With things going so well for the drillers in court, observers might have expected the gas companies to be content with the process thus far. Not so, apparently. In October, Vantage countersued five individual SWFA property owners, seeking repayment of attorneys’ fees, court costs, and other expenses that the company had incurred in fighting the SWFA lawsuit. Vantage alleges that the unsubstantiated claims were made to harass the company.

Legal experts have dubbed such counterclaims “strategic lawsuits against public participation” — or SLAPP suits. Deep-pockets corporations and individuals have been accused of filing such suits strictly to create legal expenses for their opponents and to intimidate others from suing.

“I definitely think the counterclaim is an example of a gas company trying to threaten and intimidate homeowners who are simply trying to get what the gas companies promised them,” Petroff said. “If the gas company really thought they had a case, then they would have listed experts and obtained a trial setting against the homeowners. Instead they just filed it and let the lawsuit sit there, sometimes questioning the clients about it in depositions.”

The breach-of-contract suits brought by the neighborhood groups originally included an allegation of antitrust violations. That part of the legal argument was thrown out last year.

The basis of the dispute was a deal negotiated between Southwest Fort Worth Alliance and Vantage Energy to pay property owners in that alliance $27,500 per acre and a 23 percent royalty rate for their mineral leases. Two months later, in October 2008, Vantage pulled the plug on it.

“There is a lot of money at stake — hundreds of million of dollars — and we think we have a good legal argument that there were binding contracts in place,” Petroff said. “If the upper court decides for us, we’ll be back open for business. But for now, all the suits are on hold.” The Dallas attorney would not allow any of his clients to be interviewed for this story.
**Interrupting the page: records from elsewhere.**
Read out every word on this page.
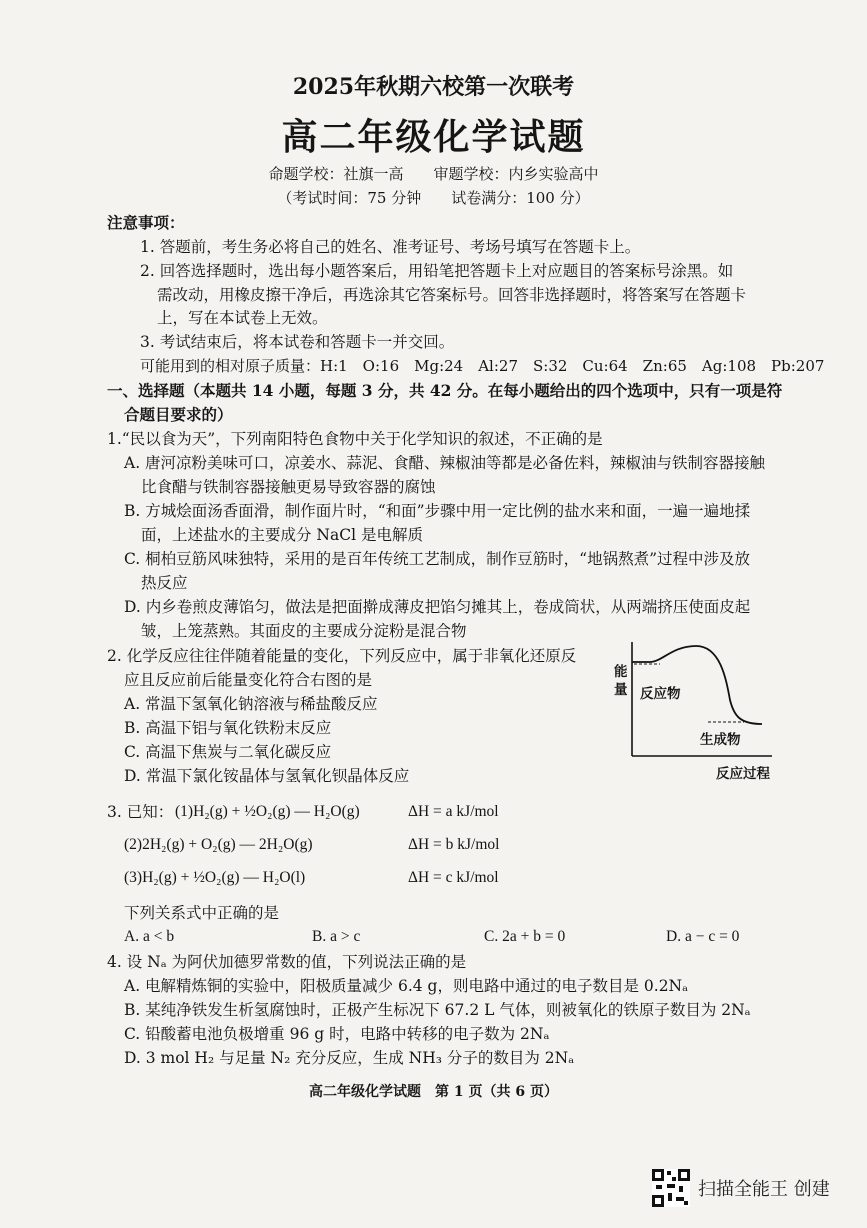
2025年秋期六校第一次联考
高二年级化学试题
命题学校：社旗一高　　审题学校：内乡实验高中
（考试时间：75 分钟　　试卷满分：100 分）
注意事项：
1. 答题前，考生务必将自己的姓名、准考证号、考场号填写在答题卡上。
2. 回答选择题时，选出每小题答案后，用铅笔把答题卡上对应题目的答案标号涂黑。如
需改动，用橡皮擦干净后，再选涂其它答案标号。回答非选择题时，将答案写在答题卡
上，写在本试卷上无效。
3. 考试结束后，将本试卷和答题卡一并交回。
可能用到的相对原子质量：H:1　O:16　Mg:24　Al:27　S:32　Cu:64　Zn:65　Ag:108　Pb:207
一、选择题（本题共 14 小题，每题 3 分，共 42 分。在每小题给出的四个选项中，只有一项是符
合题目要求的）
1.“民以食为天”，下列南阳特色食物中关于化学知识的叙述，不正确的是
A. 唐河凉粉美味可口，凉姜水、蒜泥、食醋、辣椒油等都是必备佐料，辣椒油与铁制容器接触
比食醋与铁制容器接触更易导致容器的腐蚀
B. 方城烩面汤香面滑，制作面片时，“和面”步骤中用一定比例的盐水来和面，一遍一遍地揉
面，上述盐水的主要成分 NaCl 是电解质
C. 桐柏豆筋风味独特，采用的是百年传统工艺制成，制作豆筋时，“地锅熬煮”过程中涉及放
热反应
D. 内乡卷煎皮薄馅匀，做法是把面擀成薄皮把馅匀摊其上，卷成筒状，从两端挤压使面皮起
皱，上笼蒸熟。其面皮的主要成分淀粉是混合物
2. 化学反应往往伴随着能量的变化，下列反应中，属于非氧化还原反
应且反应前后能量变化符合右图的是
A. 常温下氢氧化钠溶液与稀盐酸反应
B. 高温下铝与氧化铁粉末反应
C. 高温下焦炭与二氧化碳反应
D. 常温下氯化铵晶体与氢氧化钡晶体反应
能
量 反应物
生成物
反应过程
3. 已知： (1)H₂(g) + ½O₂(g) — H₂O(g)	ΔH = a kJ/mol
(2)2H₂(g) + O₂(g) — 2H₂O(g)	ΔH = b kJ/mol
(3)H₂(g) + ½O₂(g) — H₂O(l)	ΔH = c kJ/mol
下列关系式中正确的是
A. a < b	B. a > c	C. 2a + b = 0	D. a − c = 0
4. 设 Nₐ 为阿伏加德罗常数的值，下列说法正确的是
A. 电解精炼铜的实验中，阳极质量减少 6.4 g，则电路中通过的电子数目是 0.2Nₐ
B. 某纯净铁发生析氢腐蚀时，正极产生标况下 67.2 L 气体，则被氧化的铁原子数目为 2Nₐ
C. 铅酸蓄电池负极增重 96 g 时，电路中转移的电子数为 2Nₐ
D. 3 mol H₂ 与足量 N₂ 充分反应，生成 NH₃ 分子的数目为 2Nₐ
高二年级化学试题　第 1 页（共 6 页）
扫描全能王 创建
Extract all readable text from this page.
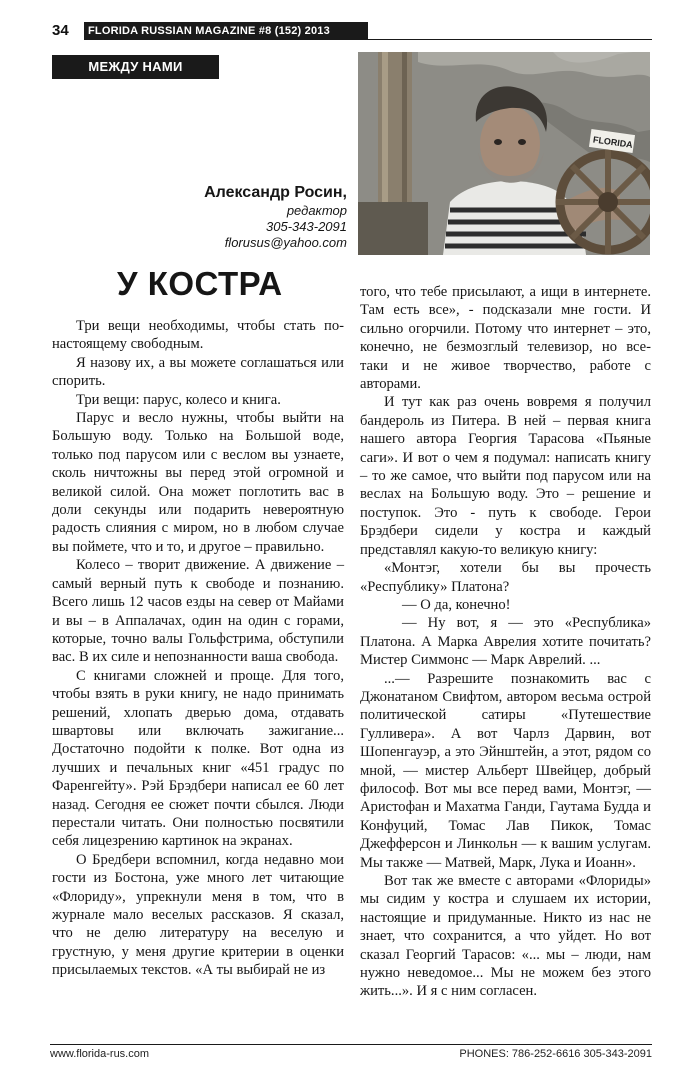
34	FLORIDA RUSSIAN MAGAZINE #8 (152) 2013
МЕЖДУ НАМИ
FLORIDA
Александр Росин,
редактор
305-343-2091
florusus@yahoo.com
У КОСТРА

Три вещи необходимы, чтобы стать по-настоящему свободным.

Я назову их, а вы можете соглашаться или спорить.

Три вещи: парус, колесо и книга.

Парус и весло нужны, чтобы выйти на Большую воду. Только на Большой воде, только под парусом или с веслом вы узнаете, сколь ничтожны вы перед этой огромной и великой силой. Она может поглотить вас в доли секунды или подарить невероятную радость слияния с миром, но в любом случае вы поймете, что и то, и другое – правильно.

Колесо – творит движение. А движение – самый верный путь к свободе и познанию. Всего лишь 12 часов езды на север от Майами и вы – в Аппалачах, один на один с горами, которые, точно валы Гольфстрима, обступили вас. В их силе и непознанности ваша свобода.

С книгами сложней и проще. Для того, чтобы взять в руки книгу, не надо принимать решений, хлопать дверью дома, отдавать швартовы или включать зажигание... Достаточно подойти к полке. Вот одна из лучших и печальных книг «451 градус по Фаренгейту». Рэй Брэдбери написал ее 60 лет назад. Сегодня ее сюжет почти сбылся. Люди перестали читать. Они полностью посвятили себя лицезрению картинок на экранах.

О Бредбери вспомнил, когда недавно мои гости из Бостона, уже много лет читающие «Флориду», упрекнули меня в том, что в журнале мало веселых рассказов. Я сказал, что не делю литературу на веселую и грустную, у меня другие критерии в оценки присылаемых текстов. «А ты выбирай не из

того, что тебе присылают, а ищи в интернете. Там есть все», - подсказали мне гости. И сильно огорчили. Потому что интернет – это, конечно, не безмозглый телевизор, но все-таки и не живое творчество, работе с авторами.

И тут как раз очень вовремя я получил бандероль из Питера. В ней – первая книга нашего автора Георгия Тарасова «Пьяные саги». И вот о чем я подумал: написать книгу – то же самое, что выйти под парусом или на веслах на Большую воду. Это – решение и поступок. Это - путь к свободе. Герои Брэдбери сидели у костра и каждый представлял какую-то великую книгу:

«Монтэг, хотели бы вы прочесть «Республику» Платона?

— О да, конечно!

— Ну вот, я — это «Республика» Платона. А Марка Аврелия хотите почитать? Мистер Симмонс — Марк Аврелий. ...

...— Разрешите познакомить вас с Джонатаном Свифтом, автором весьма острой политической сатиры «Путешествие Гулливера». А вот Чарлз Дарвин, вот Шопенгауэр, а это Эйнштейн, а этот, рядом со мной, — мистер Альберт Швейцер, добрый философ. Вот мы все перед вами, Монтэг, — Аристофан и Махатма Ганди, Гаутама Будда и Конфуций, Томас Лав Пикок, Томас Джефферсон и Линкольн — к вашим услугам. Мы также — Матвей, Марк, Лука и Иоанн».

Вот так же вместе с авторами «Флориды» мы сидим у костра и слушаем их истории, настоящие и придуманные. Никто из нас не знает, что сохранится, а что уйдет. Но вот сказал Георгий Тарасов: «... мы – люди, нам нужно неведомое... Мы не можем без этого жить...». И я с ним согласен.

www.florida-rus.com	PHONES: 786-252-6616 305-343-2091
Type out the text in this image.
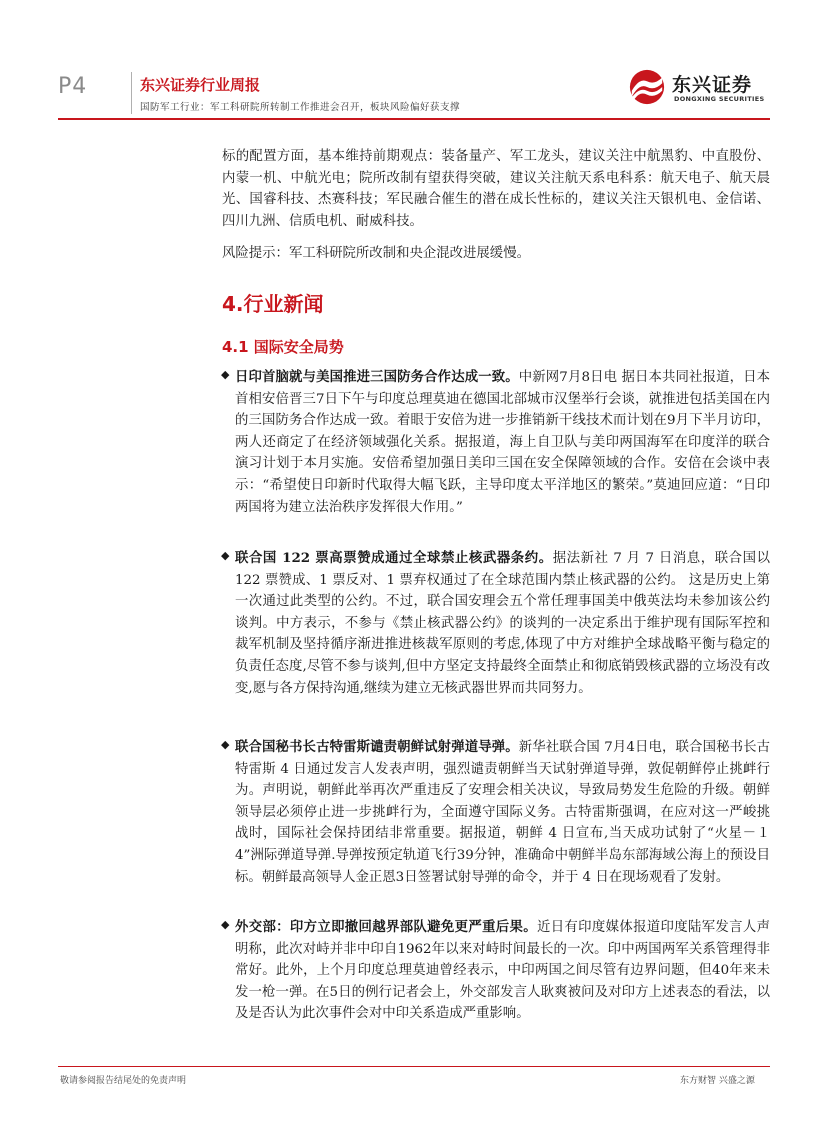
P4	东兴证券行业周报
国防军工行业：军工科研院所转制工作推进会召开，板块风险偏好获支撑
东兴证券
DONGXING SECURITIES

标的配置方面，基本维持前期观点：装备量产、军工龙头，建议关注中航黑豹、中直股份、内蒙一机、中航光电；院所改制有望获得突破，建议关注航天系电科系：航天电子、航天晨光、国睿科技、杰赛科技；军民融合催生的潜在成长性标的，建议关注天银机电、金信诺、四川九洲、信质电机、耐威科技。

风险提示：军工科研院所改制和央企混改进展缓慢。

4.行业新闻
4.1 国际安全局势
◆ 日印首脑就与美国推进三国防务合作达成一致。中新网7月8日电 据日本共同社报道，日本首相安倍晋三7日下午与印度总理莫迪在德国北部城市汉堡举行会谈，就推进包括美国在内的三国防务合作达成一致。着眼于安倍为进一步推销新干线技术而计划在9月下半月访印，两人还商定了在经济领域强化关系。据报道，海上自卫队与美印两国海军在印度洋的联合演习计划于本月实施。安倍希望加强日美印三国在安全保障领域的合作。安倍在会谈中表示：“希望使日印新时代取得大幅飞跃，主导印度太平洋地区的繁荣。”莫迪回应道：“日印两国将为建立法治秩序发挥很大作用。”

◆ 联合国 122 票高票赞成通过全球禁止核武器条约。据法新社 7 月 7 日消息，联合国以 122 票赞成、1 票反对、1 票弃权通过了在全球范围内禁止核武器的公约。 这是历史上第一次通过此类型的公约。不过，联合国安理会五个常任理事国美中俄英法均未参加该公约谈判。中方表示，不参与《禁止核武器公约》的谈判的一决定系出于维护现有国际军控和裁军机制及坚持循序渐进推进核裁军原则的考虑,体现了中方对维护全球战略平衡与稳定的负责任态度,尽管不参与谈判,但中方坚定支持最终全面禁止和彻底销毁核武器的立场没有改变,愿与各方保持沟通,继续为建立无核武器世界而共同努力。

◆ 联合国秘书长古特雷斯谴责朝鲜试射弹道导弹。新华社联合国 7月4日电，联合国秘书长古特雷斯 4 日通过发言人发表声明，强烈谴责朝鲜当天试射弹道导弹，敦促朝鲜停止挑衅行为。声明说，朝鲜此举再次严重违反了安理会相关决议，导致局势发生危险的升级。朝鲜领导层必须停止进一步挑衅行为，全面遵守国际义务。古特雷斯强调，在应对这一严峻挑战时，国际社会保持团结非常重要。据报道，朝鲜 4 日宣布,当天成功试射了“火星－１4”洲际弹道导弹.导弹按预定轨道飞行39分钟，准确命中朝鲜半岛东部海域公海上的预设目标。朝鲜最高领导人金正恩3日签署试射导弹的命令，并于 4 日在现场观看了发射。

◆ 外交部：印方立即撤回越界部队避免更严重后果。近日有印度媒体报道印度陆军发言人声明称，此次对峙并非中印自1962年以来对峙时间最长的一次。印中两国两军关系管理得非常好。此外，上个月印度总理莫迪曾经表示，中印两国之间尽管有边界问题，但40年来未发一枪一弹。在5日的例行记者会上，外交部发言人耿爽被问及对印方上述表态的看法，以及是否认为此次事件会对中印关系造成严重影响。

敬请参阅报告结尾处的免责声明	东方财智 兴盛之源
Time is beginning to grow short for filing other similar cases. Breach-of-contract suits must be brought within four years of the alleged illegal action, which makes October 2012 the deadline for new cases stemming from the big pull-back in October 2008. Because of that timeline and other factors, the North Texas Lease Litigation Group is not accepting any new clients at this time, Petroff said.

The neighborhood coalitions had banded together in the summer of 2008 as gas drilling leases were rising fast. In depositions conducted by Petroff in several cases, one broker referred to the “leasing frenzy” of that summer, while another described the business “frothy hot.”

The property owner consortiums felt they could get more lease money for local residents by banding together. The gas drillers embraced that approach as well, because it reduced their workload in getting large numbers of small-parcel owners signed up.

But there are several legal problems on both sides. The neighborhood alliances did not have the power to legally represent property owners; they acted as go-betweens and made recommendations. Property owners were also advised that they could sign with any driller they chose, not just the recommended one. And the drillers have always argued that a gas lease is not a legally binding contract until the company and the individual property owner have both signed and the check is cashed.

In dozens of cases, property owners and the drilling company had both signed the contracts — but property owners were then sent checks in the wrong amounts. The owners returned the checks to the drilling companies to have them re-issued for the right amount. In the meantime, however, the drillers had thought better of the offers they’d made. The companies claimed the contracts were no longer valid and never issued new checks.

For Petroff, a lot of these issues are plowing new legal ground, but he is confident his clients will win on appeal. “Just because we have had some rulings go against us, we aren’t going to quit on this,” he said. “We are still confident we have a good case.”